Lesbos:
« Les migrants, avant d’être des numéros sont des personnes, des
visages, des noms, des histoires »
Anita Bourdin
| 16/04/16
« Il ne faut jamais oublier que les migrants, avant
d’être des numéros sont des personnes, des visages, des noms, des
histoires », déclare le pape François à Lesbos, au camp de Moria où il
s’est rendu ce samedi matin, 16 avril, avec le patriarche œcuménique
Bartholomaios Ier et l’archevêque orthodoxe d’Athènes, Hiéronyme.
Le pape a souligné
ce message dans un tweet posté avant son arrivée sur l’île grecque:
« Les réfugiés ne sont pas des nombres, ce sont des personnes : ils sont
des visages, des noms, et ils doivent être traités comme tels. »
« L’Europe, a
encore affirmé le pape, est la patrie des droits humains, et quiconque pose
le pied en terre européenne devrait pouvoir en faire l’expérience ; ainsi il
se rendra plus conscient de devoir à son tour les respecter et les
défendre. »
Le pape a rencontré
le Premier ministre Tsipras à l’aéroport de Mytilène, ainsi que le patriarche
et l’archevêque, avant de se rendre avec ces derniers au camp de
réfugiés. Ils ont tous les trois salué les jeunes et les familles avant
de prononcer un discours et de signer ensemble une Déclaration. Ils ont ensuite déjeuné,
ensemble, avec une groupe de réfugiés.
Puis ils se sont
rendus sur le port de Mytilène pour rendre hommage à la générosité des
habitants de l’île (dans ce discours du pape François) et pour prier pour les morts en Mer Egée.
A.B.
Discours
du pape François
Distinguées
Autorités, Chers frères et sœurs,
Depuis que Lesbos
est devenue un point de chute pour de nombreux migrants en recherche de paix
et de dignité, j’ai ressenti le désir de venir ici. Aujourd’hui je remercie
Dieu qui me l’a accordé. Et je remercie Monsieur le Président Paulopoulos de
m’avoir invité, avec le Patriarche Bartholomée et l’Archevêque Hieronymos.
Je voudrais exprimer
mon admiration au peuple grec qui, malgré les graves difficultés à affronter,
a su tenir ouverts les cœurs et les portes.
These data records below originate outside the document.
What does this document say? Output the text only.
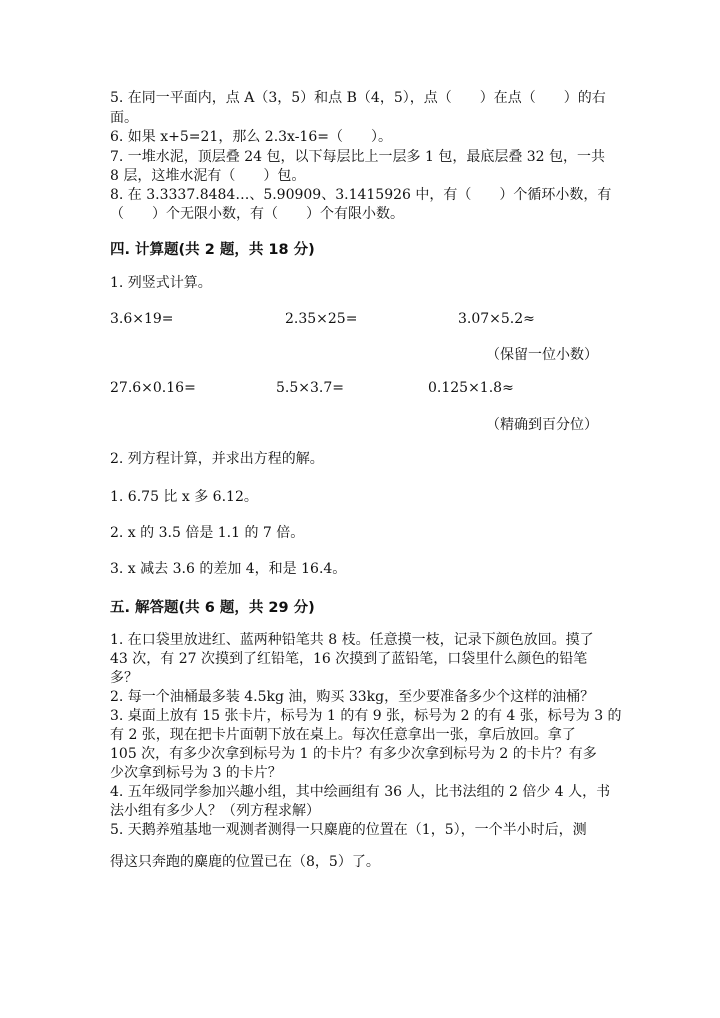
5. 在同一平面内，点 A（3，5）和点 B（4，5），点（　　）在点（　　）的右
面。
6. 如果 x+5=21，那么 2.3x-16=（　　）。
7. 一堆水泥，顶层叠 24 包，以下每层比上一层多 1 包，最底层叠 32 包，一共
8 层，这堆水泥有（　　）包。
8. 在 3.3337.8484…、5.90909、3.1415926 中，有（　　）个循环小数，有
（　　）个无限小数，有（　　）个有限小数。
四. 计算题(共 2 题，共 18 分)
1. 列竖式计算。
3.6×19=	2.35×25=	3.07×5.2≈
（保留一位小数）
27.6×0.16=	5.5×3.7=	0.125×1.8≈
（精确到百分位）
2. 列方程计算，并求出方程的解。
1. 6.75 比 x 多 6.12。
2. x 的 3.5 倍是 1.1 的 7 倍。
3. x 减去 3.6 的差加 4，和是 16.4。
五. 解答题(共 6 题，共 29 分)
1. 在口袋里放进红、蓝两种铅笔共 8 枝。任意摸一枝，记录下颜色放回。摸了
43 次，有 27 次摸到了红铅笔，16 次摸到了蓝铅笔，口袋里什么颜色的铅笔
多？
2. 每一个油桶最多装 4.5kg 油，购买 33kg，至少要准备多少个这样的油桶？
3. 桌面上放有 15 张卡片，标号为 1 的有 9 张，标号为 2 的有 4 张，标号为 3 的
有 2 张，现在把卡片面朝下放在桌上。每次任意拿出一张，拿后放回。拿了
105 次，有多少次拿到标号为 1 的卡片？有多少次拿到标号为 2 的卡片？有多
少次拿到标号为 3 的卡片？
4. 五年级同学参加兴趣小组，其中绘画组有 36 人，比书法组的 2 倍少 4 人，书
法小组有多少人？（列方程求解）
5. 天鹅养殖基地一观测者测得一只麋鹿的位置在（1，5），一个半小时后，测
得这只奔跑的麋鹿的位置已在（8，5）了。
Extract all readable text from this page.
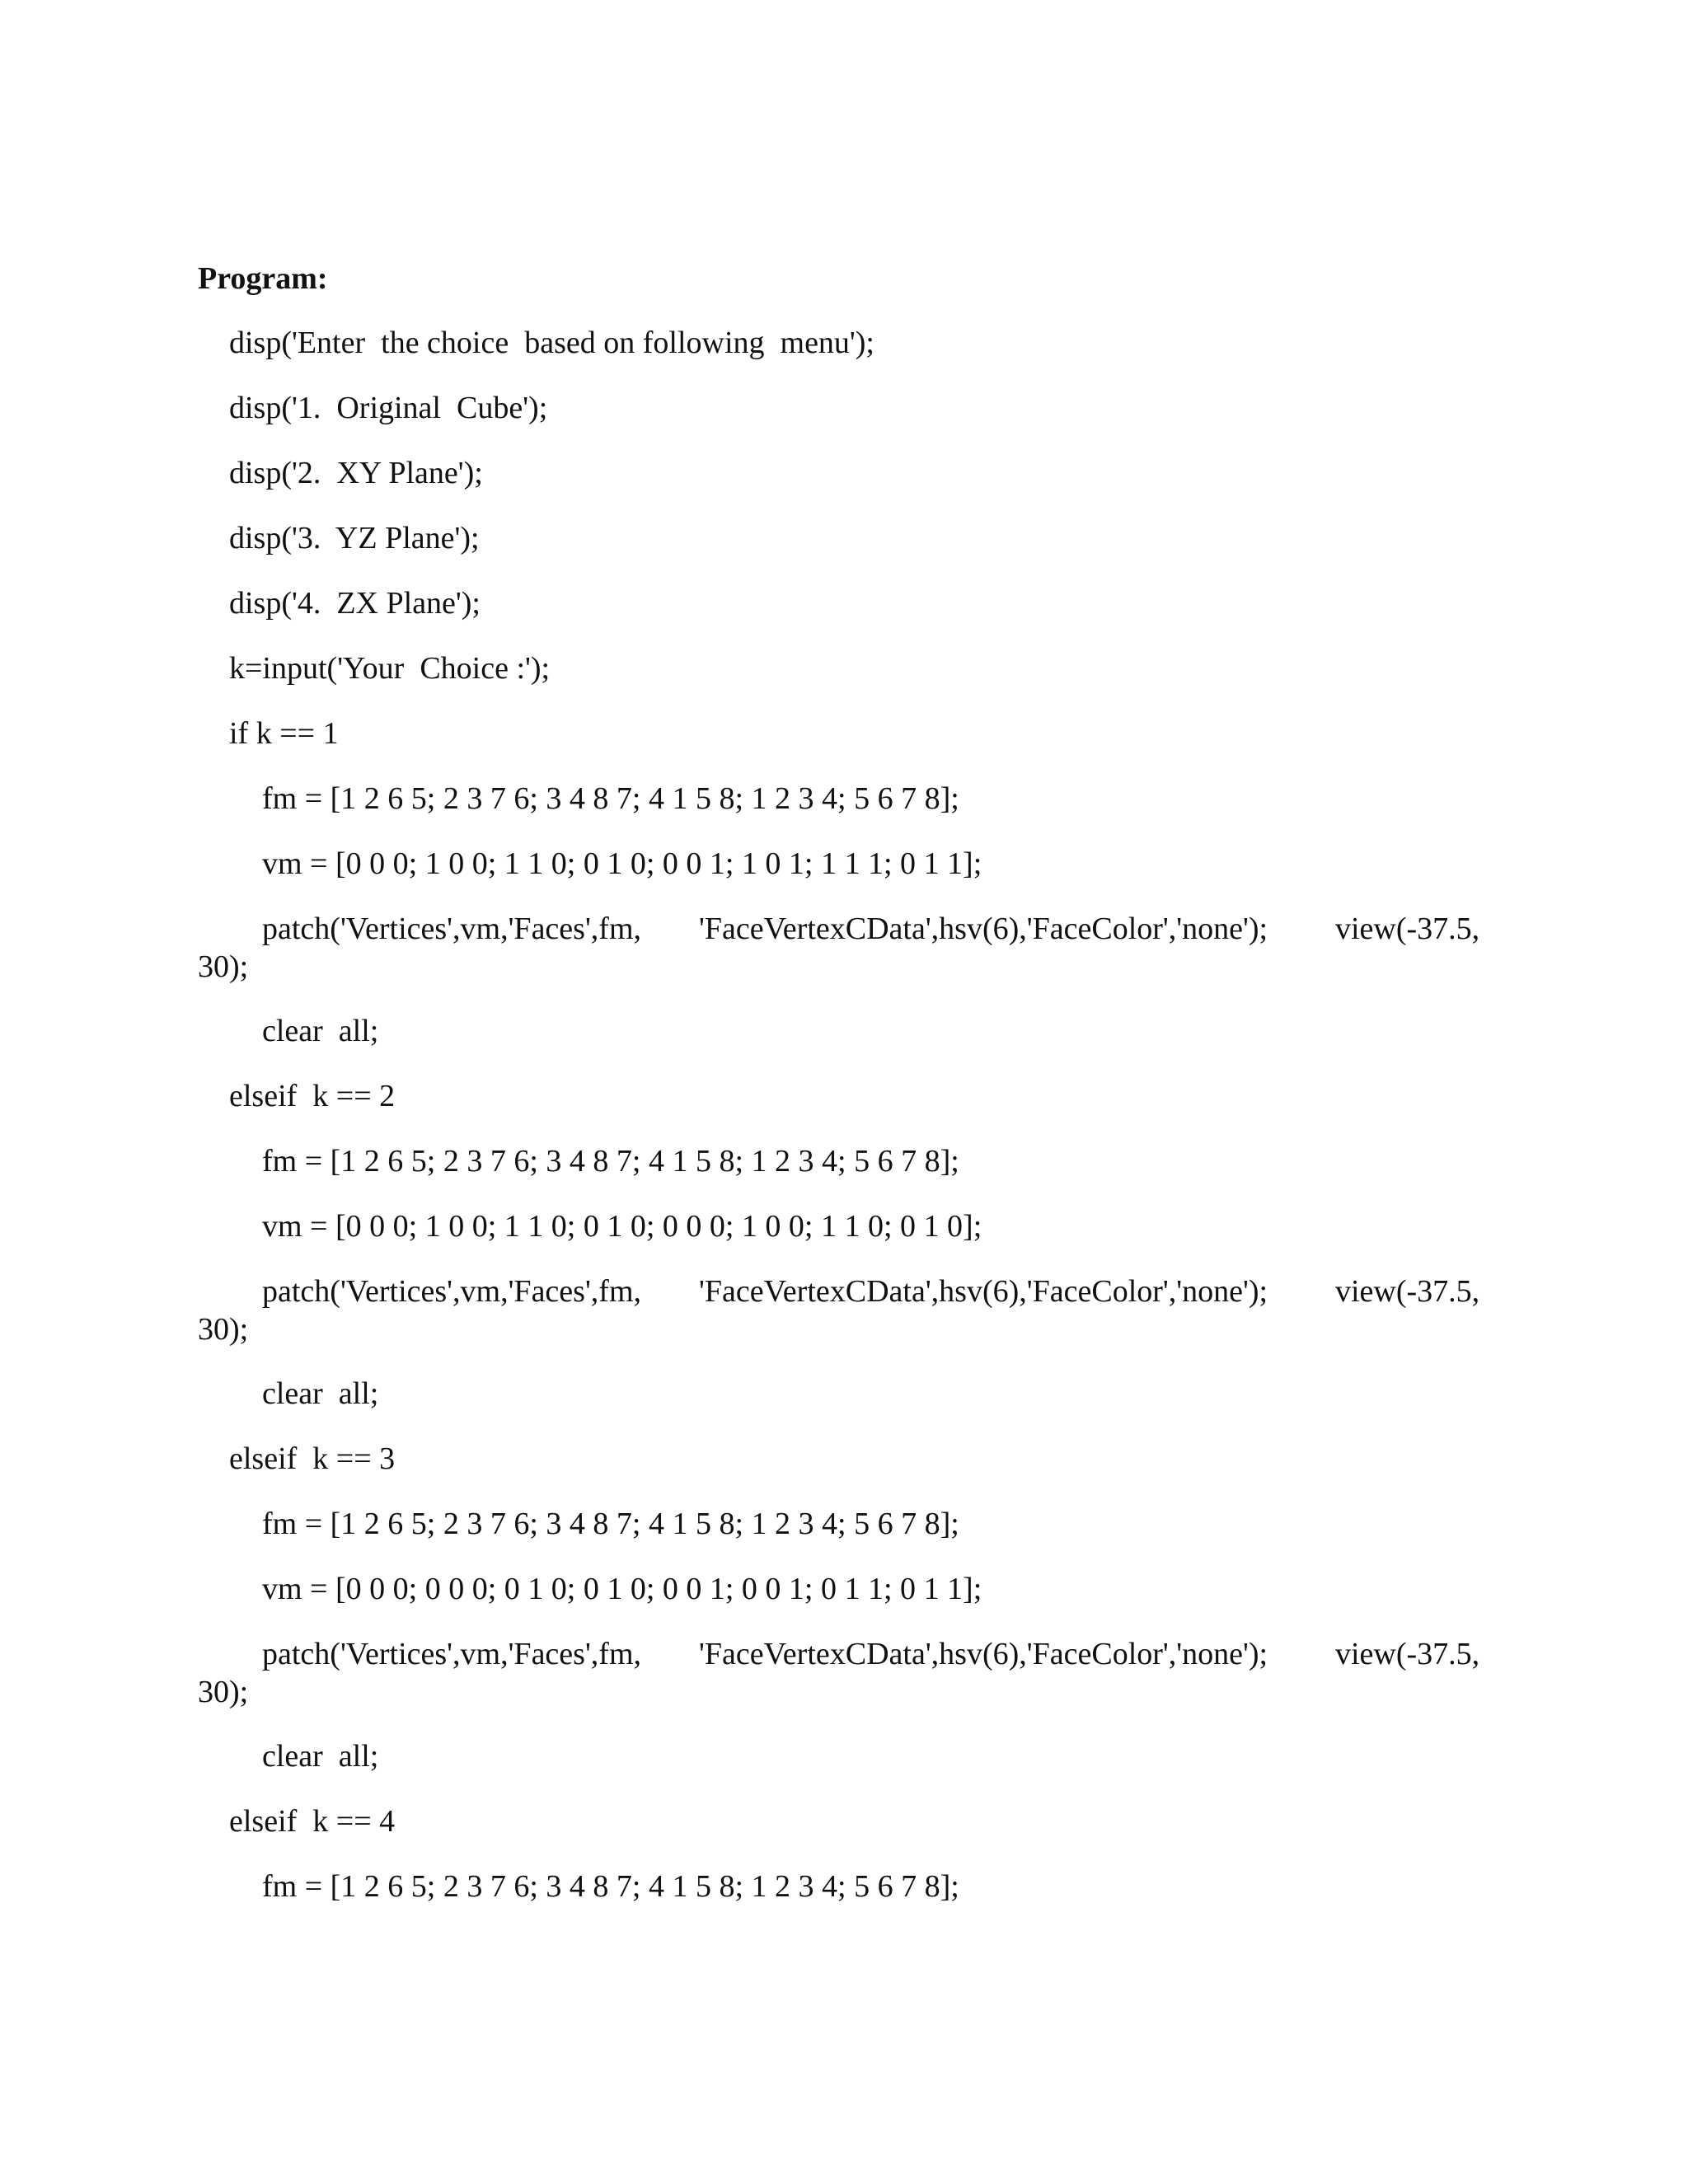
Program:
disp('Enter  the choice  based on following  menu');
disp('1.  Original  Cube');
disp('2.  XY Plane');
disp('3.  YZ Plane');
disp('4.  ZX Plane');
k=input('Your  Choice :');
if k == 1
fm = [1 2 6 5; 2 3 7 6; 3 4 8 7; 4 1 5 8; 1 2 3 4; 5 6 7 8];
vm = [0 0 0; 1 0 0; 1 1 0; 0 1 0; 0 0 1; 1 0 1; 1 1 1; 0 1 1];
patch('Vertices',vm,'Faces',fm, 'FaceVertexCData',hsv(6),'FaceColor','none'); view(-37.5,
30);
clear  all;
elseif  k == 2
fm = [1 2 6 5; 2 3 7 6; 3 4 8 7; 4 1 5 8; 1 2 3 4; 5 6 7 8];
vm = [0 0 0; 1 0 0; 1 1 0; 0 1 0; 0 0 0; 1 0 0; 1 1 0; 0 1 0];
patch('Vertices',vm,'Faces',fm, 'FaceVertexCData',hsv(6),'FaceColor','none'); view(-37.5,
30);
clear  all;
elseif  k == 3
fm = [1 2 6 5; 2 3 7 6; 3 4 8 7; 4 1 5 8; 1 2 3 4; 5 6 7 8];
vm = [0 0 0; 0 0 0; 0 1 0; 0 1 0; 0 0 1; 0 0 1; 0 1 1; 0 1 1];
patch('Vertices',vm,'Faces',fm, 'FaceVertexCData',hsv(6),'FaceColor','none'); view(-37.5,
30);
clear  all;
elseif  k == 4
fm = [1 2 6 5; 2 3 7 6; 3 4 8 7; 4 1 5 8; 1 2 3 4; 5 6 7 8];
Beaucoup de personnes simples ont
mis à disposition le peu qu’elles avaient pour le partager avec celui qui
était privé de tout. Dieu saura récompenser cette générosité, comme celle
d’autres nations voisines, qui, dès les premiers moments, ont accueilli avec
une grande disponibilité de très nombreux migrants forcés.
Est aussi bénie la
présence généreuse de beaucoup de volontaires et de nombreuses associations
qui, avec les diverses institutions publiques, ont apporté et apportent leur
aide, exprimant concrètement une proximité fraternelle.
Je voudrais
renouveler aujourd’hui un appel plein de tristesse à la responsabilité et à
la solidarité face à une situation si dramatique. Beaucoup de réfugiés qui se
trouvent sur cette île et en divers endroits de la Grèce vivent dans des
conditions critiques, dans un climat d’anxiété et de peur, parfois de
désespoir, en raison des difficultés matérielles et de l’incertitude de
l’avenir.
Les préoccupations
des institutions et des personnes, ici en Grèce comme dans d’autres pays
d’Europe, sont compréhensibles et légitimes. Il ne faut cependant jamais
oublier que les migrants, avant d’être des numéros sont des personnes, des
visages, des noms, des histoires. L’Europe est la patrie des droits humains,
et quiconque pose le pied en terre européenne devrait pouvoir en faire
l’expérience ; ainsi il se rendra plus conscient de devoir à son tour les
respecter et les défendre.
Malheureusement,
certains – parmi lesquels beaucoup d’enfants – n’ont même pas réussi à
arriver : ils ont perdu la vie en mer, victimes de voyages inhumains et
soumis aux brimades de lâches bourreaux.
Vous, habitants de
Lesbos, vous montrez qu’en cette terre, berceau de civilisation, bat encore
le cœur d’une humanité qui sait reconnaître avant tout le frère et la sœur,
une humanité qui veut construire des ponts et qui renonce à l’illusion de
construire des enclos pour se sentir plus en sécurité. En effet, les
barrières créent des divisions, au lieu d’aider le vrai progrès des peuples,
et les divisions provoquent tôt ou tard des conflits.
Pour être vraiment
solidaires avec celui qui est contraint de fuir de sa propre terre, il faut
travailler pour supprimer les causes de cette dramatique réalité : il ne
suffit pas de se limiter à faire face à l’urgence du moment, mais il faut
développer des politiques de longue haleine, qui ne soient pas unilatérales.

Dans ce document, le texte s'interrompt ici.